En guise d’introduction, The Last Call nous emporte dans une teuf techno où la sueur et les relents d’alcool suintent des costumes en latex colorés. Une cabine téléphonique dans la nuit, puis un appel qui transporte dans un autre monde : sombre, ardent et animé par la chaleur des corps dansants. Bien alignés, façon clip musical, les danseuses et danseurs du Ballet sont lancés dans un mouvement intense. Les jeux de lumière rouges, bleus puis verts subliment leurs gestes secs et puissants : coups de poings façon arts martiaux, bien campés dans le sol, les jambes écartées en fente. Puis, le paysage se transforme, devient un cabaret rétro, où des danses lascives sont exécutées en ligne. Une physicalité intense jaillit, écho à la technique hip-hop de Marion Motin, dans cette chorégraphie pop, efficace visuellement mais constellée d’airs de déjà-vu.
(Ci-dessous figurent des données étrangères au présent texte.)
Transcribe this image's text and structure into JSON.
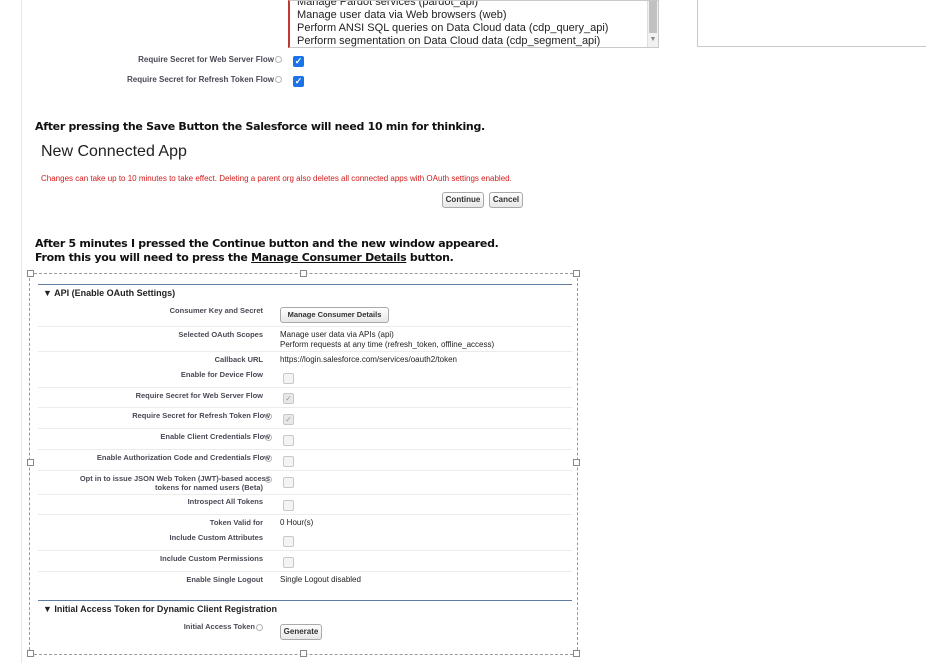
{
  "top": {
    "scope_items": [
      "Manage Pardot services (pardot_api)",
      "Manage user data via Web browsers (web)",
      "Perform ANSI SQL queries on Data Cloud data (cdp_query_api)",
      "Perform segmentation on Data Cloud data (cdp_segment_api)"
    ],
    "require_secret_web_label": "Require Secret for Web Server Flow",
    "require_secret_refresh_label": "Require Secret for Refresh Token Flow",
    "check": "✓"
  },
  "note1": "After pressing the Save Button the Salesforce will need 10 min for thinking.",
  "new_app": {
    "title": "New Connected App",
    "warning": "Changes can take up to 10 minutes to take effect. Deleting a parent org also deletes all connected apps with OAuth settings enabled.",
    "continue_label": "Continue",
    "cancel_label": "Cancel"
  },
  "note2": {
    "line1": "After 5 minutes I pressed the Continue button and the new window appeared.",
    "line2_prefix": "From this you will need to press the ",
    "line2_link": "Manage Consumer Details",
    "line2_suffix": " button."
  },
  "api": {
    "section_title": "▼ API (Enable OAuth Settings)",
    "consumer_key_label": "Consumer Key and Secret",
    "manage_consumer_label": "Manage Consumer Details",
    "selected_scopes_label": "Selected OAuth Scopes",
    "selected_scopes": [
      "Manage user data via APIs (api)",
      "Perform requests at any time (refresh_token, offline_access)"
    ],
    "callback_label": "Callback URL",
    "callback_value": "https://login.salesforce.com/services/oauth2/token",
    "device_flow_label": "Enable for Device Flow",
    "web_server_label": "Require Secret for Web Server Flow",
    "refresh_label": "Require Secret for Refresh Token Flow",
    "client_cred_label": "Enable Client Credentials Flow",
    "auth_code_label": "Enable Authorization Code and Credentials Flow",
    "jwt_label_1": "Opt in to issue JSON Web Token (JWT)-based access",
    "jwt_label_2": "tokens for named users (Beta)",
    "introspect_label": "Introspect All Tokens",
    "token_valid_label": "Token Valid for",
    "token_valid_value": "0 Hour(s)",
    "custom_attr_label": "Include Custom Attributes",
    "custom_perm_label": "Include Custom Permissions",
    "single_logout_label": "Enable Single Logout",
    "single_logout_value": "Single Logout disabled"
  },
  "initial": {
    "section_title": "▼ Initial Access Token for Dynamic Client Registration",
    "token_label": "Initial Access Token",
    "generate_label": "Generate"
  }
}
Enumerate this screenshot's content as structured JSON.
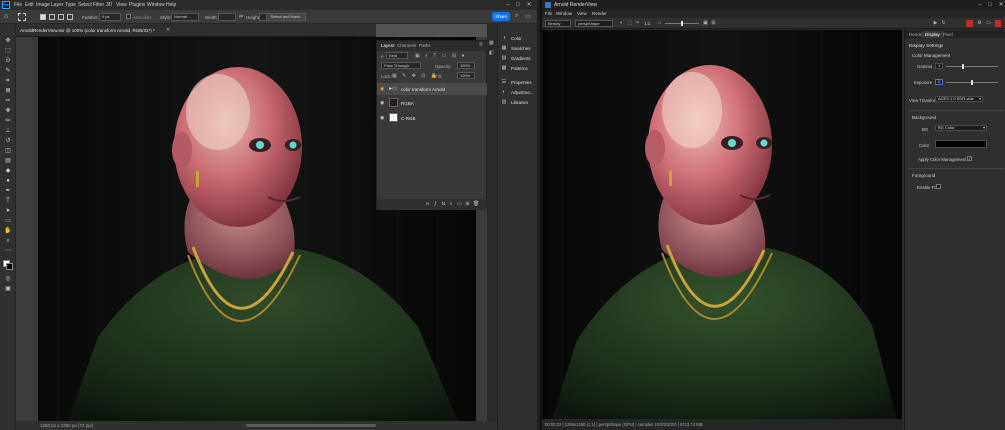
{
  "photoshop": {
    "menu": [
      "File",
      "Edit",
      "Image",
      "Layer",
      "Type",
      "Select",
      "Filter",
      "3D",
      "View",
      "Plugins",
      "Window",
      "Help"
    ],
    "options": {
      "feather_label": "Feather:",
      "feather_value": "0 px",
      "antialias_label": "Anti-alias",
      "style_label": "Style:",
      "style_value": "Normal",
      "width_label": "Width:",
      "height_label": "Height:",
      "select_mask": "Select and Mask...",
      "share": "Share"
    },
    "document_tab": "ArnoldRenderView.exr @ 100% (color transform Arnold, RGB/32*) *",
    "status": "1250 px x 1250 px (72 ppi)",
    "layers_panel": {
      "tabs": [
        "Layers",
        "Channels",
        "Paths"
      ],
      "kind": "Kind",
      "blend": "Pass Through",
      "opacity_label": "Opacity:",
      "opacity_value": "100%",
      "lock_label": "Lock:",
      "fill_label": "Fill:",
      "fill_value": "100%",
      "layers": [
        {
          "name": "color transform Arnold"
        },
        {
          "name": "RGBA"
        },
        {
          "name": "C-RGB"
        }
      ]
    },
    "side_panels": [
      "Color",
      "Swatches",
      "Gradients",
      "Patterns",
      "Properties",
      "Adjustme...",
      "Libraries"
    ]
  },
  "arnold": {
    "title": "Arnold RenderView",
    "menu": [
      "File",
      "Window",
      "View",
      "Render"
    ],
    "toolbar": {
      "aov": "Beauty",
      "camera": "perspShape",
      "ratio": "1:1"
    },
    "status": "00:00:32 | 1250x1250 (1:1) | perspShape (GPU) | samples 10/2/2/2/2/0 | 5713.74 MB",
    "panel": {
      "tabs": [
        "Render",
        "Display",
        "Pixel"
      ],
      "active_tab": "Display",
      "section_title": "Display Settings",
      "color_management": "Color Management",
      "gamma_label": "Gamma",
      "gamma_value": "1",
      "exposure_label": "Exposure",
      "exposure_value": "0",
      "view_transform_label": "View Transform",
      "view_transform_value": "ACES 1.0 SDR-vide",
      "background": "Background",
      "bg_label": "BG",
      "bg_value": "BG Color",
      "color_label": "Color",
      "apply_cm": "Apply Color Management",
      "foreground": "Foreground",
      "enable_fg": "Enable FG"
    }
  },
  "colors": {
    "ps_accent": "#31a8ff",
    "share_blue": "#1473e6",
    "render_red": "#c62828"
  }
}
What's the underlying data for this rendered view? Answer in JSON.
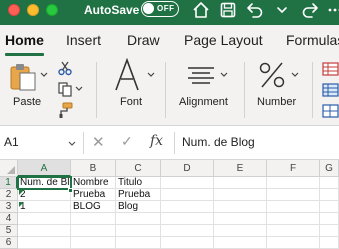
{
  "titlebar": {
    "autosave_label": "AutoSave",
    "autosave_state": "OFF",
    "icons": [
      "home-icon",
      "save-icon",
      "undo-icon",
      "redo-icon"
    ],
    "accent": "#207245"
  },
  "tabs": [
    "Home",
    "Insert",
    "Draw",
    "Page Layout",
    "Formulas"
  ],
  "active_tab": "Home",
  "ribbon": {
    "paste_label": "Paste",
    "font_label": "Font",
    "font_glyph": "A",
    "alignment_label": "Alignment",
    "number_label": "Number",
    "number_glyph": "%"
  },
  "formula_bar": {
    "name_box": "A1",
    "cancel_symbol": "✕",
    "enter_symbol": "✓",
    "fx_symbol": "fx",
    "value": "Num. de Blog"
  },
  "sheet": {
    "columns": [
      "A",
      "B",
      "C",
      "D",
      "E",
      "F",
      "G"
    ],
    "rows": [
      "1",
      "2",
      "3",
      "4",
      "5",
      "6"
    ],
    "cells": {
      "A1": "Num. de Blog",
      "B1": "Nombre",
      "C1": "Titulo",
      "A2": "2",
      "B2": "Prueba",
      "C2": "Prueba",
      "A3": "1",
      "B3": "BLOG",
      "C3": "Blog"
    },
    "selected_cell": "A1"
  }
}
Toujours aussi onirique, Horizon transporte dans un conte de fée, où les interprètes devenus des créature magiques ondulent dans un paysage brumeux. En costumes translucides, ils évoluent en pas de deux, liquide, flottants, perdant leur matérialité. Leur danse fait écho au folklore chinois, mêlé à une esthétique abstraite. Faisant de manière lointaine écho aux willis, spectres en tutus blanc du Ballet Giselle, ces figures deviennent des fantômes emportées dans une romance poétique.
Mais cette fable de Xie Xin paraît pâle face au monumental Season’s Canon de Crystal Pite (2016). Sur les envolées lyriques de Max Richter, qui recompose les Quatre Saisons de Vivaldi, cinquante quatre danseuses et danseurs déploient une ode à la Nature. Comme animés par la puissance des éléments, ils se lancent dans une course effrénée, ponctuée de sauts acrobatiques. Au fil de cette frénésie, ils composent des créatures grandioses, monstres marins ou bêtes mythologiques colossales, qui se forment et se délitent de manière organique, créant des effets visuels qui laissant bouche bée. Flamboyant, il reste le point culminant de cette soirée. En voulant créer des lignées de chorégraphes femmes, encore très minoritaires dans le champ chorégraphique en France, le Ballet de l’Opéra de Paris rend surtout hommage à l’écriture étincelante de Crystal Pite.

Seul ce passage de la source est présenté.